Delirium mengacu pada kebingungan, kesadaran yang berubah, atau pikiran
yang berubah. Ini bisa diakibatkan berbagai penyakit, obat-obatan, dan
penyebab lainnya.
Delirium dibagi menjadi subtipe sesuai dengan kriteria standar DSM-5:
delirium hiperaktif, dengan peningkatan aktivitas motorik, kehilangan
kontrol, dan gelisah; delirium hipoaktif, dengan aktivitas menurun, penurunan
bicara, dan kesadaran berkurang. Pasien dengan aktivitas psikomotorik
normal atau tingkat aktivitas berfluktuasi diklasifikasikan sebagai memiliki
delirium "campuran".
Sekitar 30 persen pasien didiagnosis mengidap delirium saat memasuki
perawatan paliatif. Dari jumlah ini, subtipe delirium hiperaktif pada sekitar 15
persen pasien, hipoaktif dalam 34 persen, dan dicampur dalam 51 persen.
Waktu bertahan hidup setelah memasuki perawatan paliatif lebih pendek
untuk pasien dengan delirium: median 17 hari, dibandingkan dengan 28 hari
untuk mereka yang tidak mengalami delirium. Namun, perbedaan itu
signifikan hanya untuk pasien dengan delirium hipoaktif atau campuran -
dengan waktu kelangsungan hidup rata-rata 14 dan 15 hari, masing-masing.
Perbedaan-perbedaan ini tetap signifikan setelah penyesuaianuntuk
faktor-faktor lain. Untuk pasien dengan delirium hiperaktif, kelangsungan
hidup tidak berbeda dari pada pasien tanpa delirium.
Sementara delirium lebih sering terjadi pada pasien yang lebih tua, efek
pada waktu sampai mati sebenarnya lebih kuat pada pasien yang lebih muda.
Itu konsisten dengan penelitian sebelumnya yang menunjukkan waktu hidup
yang lebih pendek pada pasien yang lebih muda yang didiagnosis dengan
delirium.
Mengapa subtipe delirium berbeda terkait dengan waktu kelangsungan
hidup yang berbeda? Ini mungkin ada hubungannya dengan perbedaan
penyebab dan tanggapan pengobatan. Delirium hiperaktif umumnya terkait
dengan penyebab reversibel, seperti efek samping obat.

5
"Sebaliknya, delirium hipoaktif umumnya terkait dengan hipoksia
(penurunan kadar oksigen), gangguan metabolik, dan kegagalan multi-organ,
" Dr.
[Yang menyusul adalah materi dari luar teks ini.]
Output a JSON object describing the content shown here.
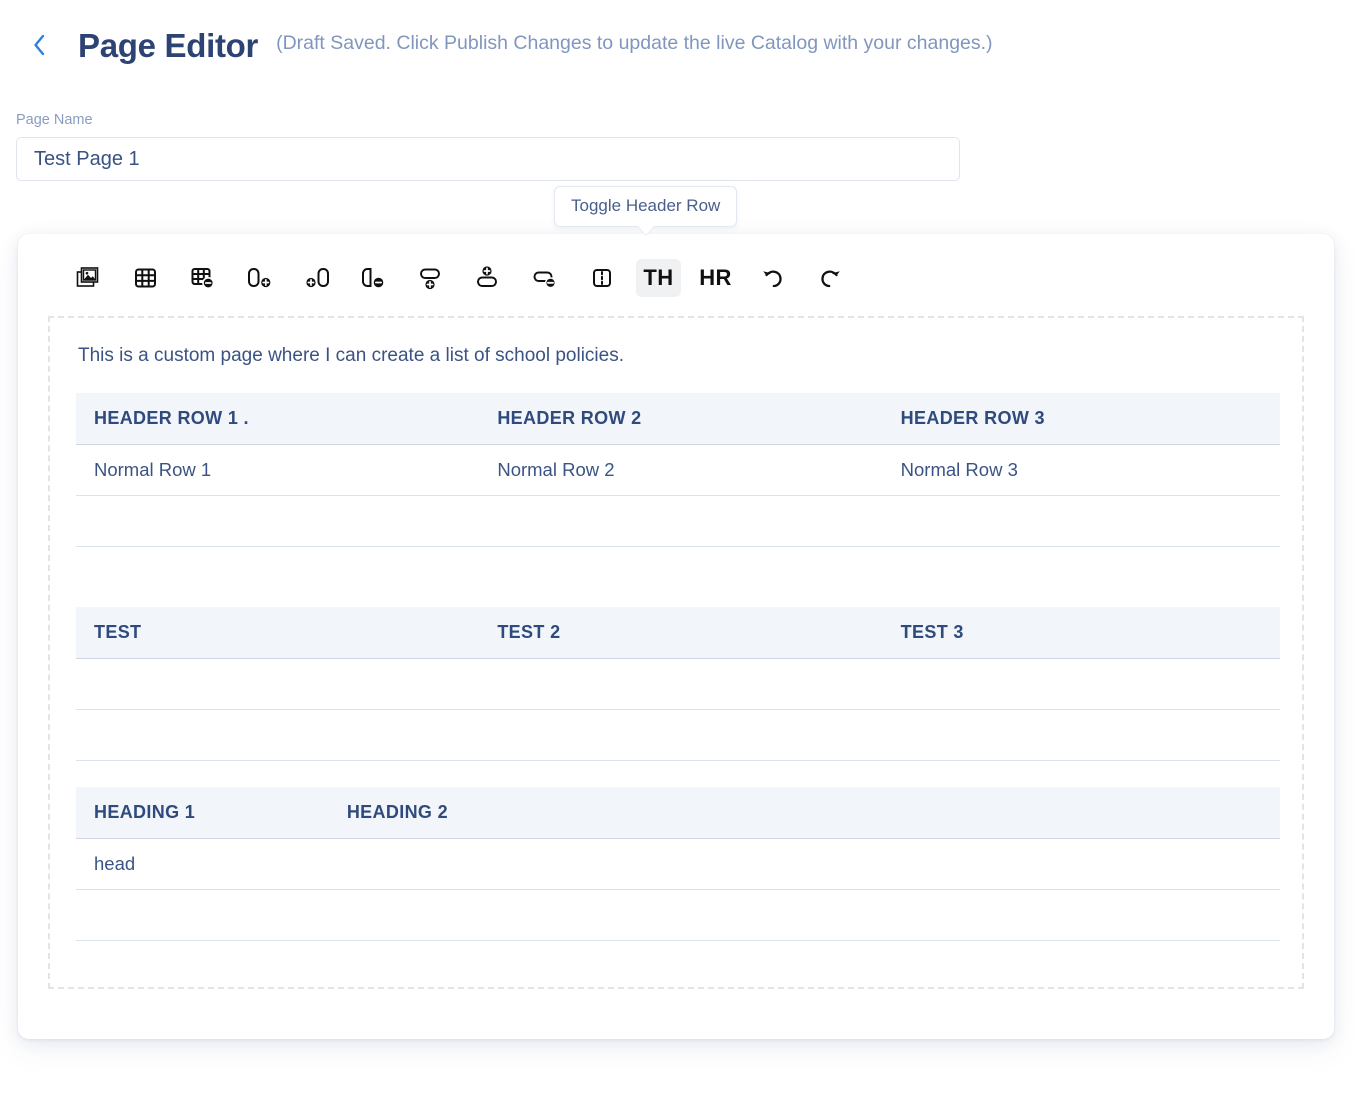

Kim menjelaskan. "Oleh karena itu, delirium hipoaktif dapat dikaitkan
dengan tingkat kematian yang lebih tinggi daripada delirium hiperaktif."
Dr Kim menambahkan, "Juga, kematian sebelumnya pada pasien yang
lebih muda membalikkan asumsi konvensional untuk prediksi kelangsungan
hidup delirium. Meskipun delirium lebih umum pada pasien yang lebih tua,
seperti yang diketahui, ironi adalah delirium yang memprediksi kelangsungan
hidup lebih pendek pada pasien yang lebih muda."
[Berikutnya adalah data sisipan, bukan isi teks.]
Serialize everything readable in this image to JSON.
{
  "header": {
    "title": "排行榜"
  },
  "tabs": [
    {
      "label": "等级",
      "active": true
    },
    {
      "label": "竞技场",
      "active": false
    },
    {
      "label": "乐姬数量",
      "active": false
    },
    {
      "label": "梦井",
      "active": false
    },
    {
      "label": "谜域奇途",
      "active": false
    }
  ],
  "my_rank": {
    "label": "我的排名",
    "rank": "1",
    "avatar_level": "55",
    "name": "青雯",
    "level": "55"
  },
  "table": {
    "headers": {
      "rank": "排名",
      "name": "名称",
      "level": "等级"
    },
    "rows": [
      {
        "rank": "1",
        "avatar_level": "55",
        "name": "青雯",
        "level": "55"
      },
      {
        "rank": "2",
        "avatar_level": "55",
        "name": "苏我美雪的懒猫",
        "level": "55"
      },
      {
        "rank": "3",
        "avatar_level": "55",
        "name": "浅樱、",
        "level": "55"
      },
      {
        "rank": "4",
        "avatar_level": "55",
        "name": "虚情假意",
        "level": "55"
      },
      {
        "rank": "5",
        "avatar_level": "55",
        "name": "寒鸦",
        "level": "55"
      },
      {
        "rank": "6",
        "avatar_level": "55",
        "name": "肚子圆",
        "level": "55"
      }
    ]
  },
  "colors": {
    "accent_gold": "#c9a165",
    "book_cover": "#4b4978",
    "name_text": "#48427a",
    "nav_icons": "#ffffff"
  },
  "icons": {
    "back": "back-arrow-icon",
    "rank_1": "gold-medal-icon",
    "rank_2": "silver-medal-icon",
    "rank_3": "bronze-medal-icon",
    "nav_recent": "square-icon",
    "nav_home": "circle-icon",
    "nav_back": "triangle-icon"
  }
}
Prediksi yang akurat tentang waktu bertahan hidup pada pasien yang
sakit parah adalah penting untuk banyak alasan - "dalam hal memastikan
pengambilan keputusan klinis yang baik, mengembangkan strategi perawatan,
dan mempersiapkan untuk mengakhiri hidup dengan cara yang bermartabat."
Para peneliti menyimpulkan, "Dengan demikian, temuan ini dapat
memfasilitasi prediksi kelangsungan hidup yang lebih tepat, memungkinkan
keluarga untuk mempersiapkan kematian pasien."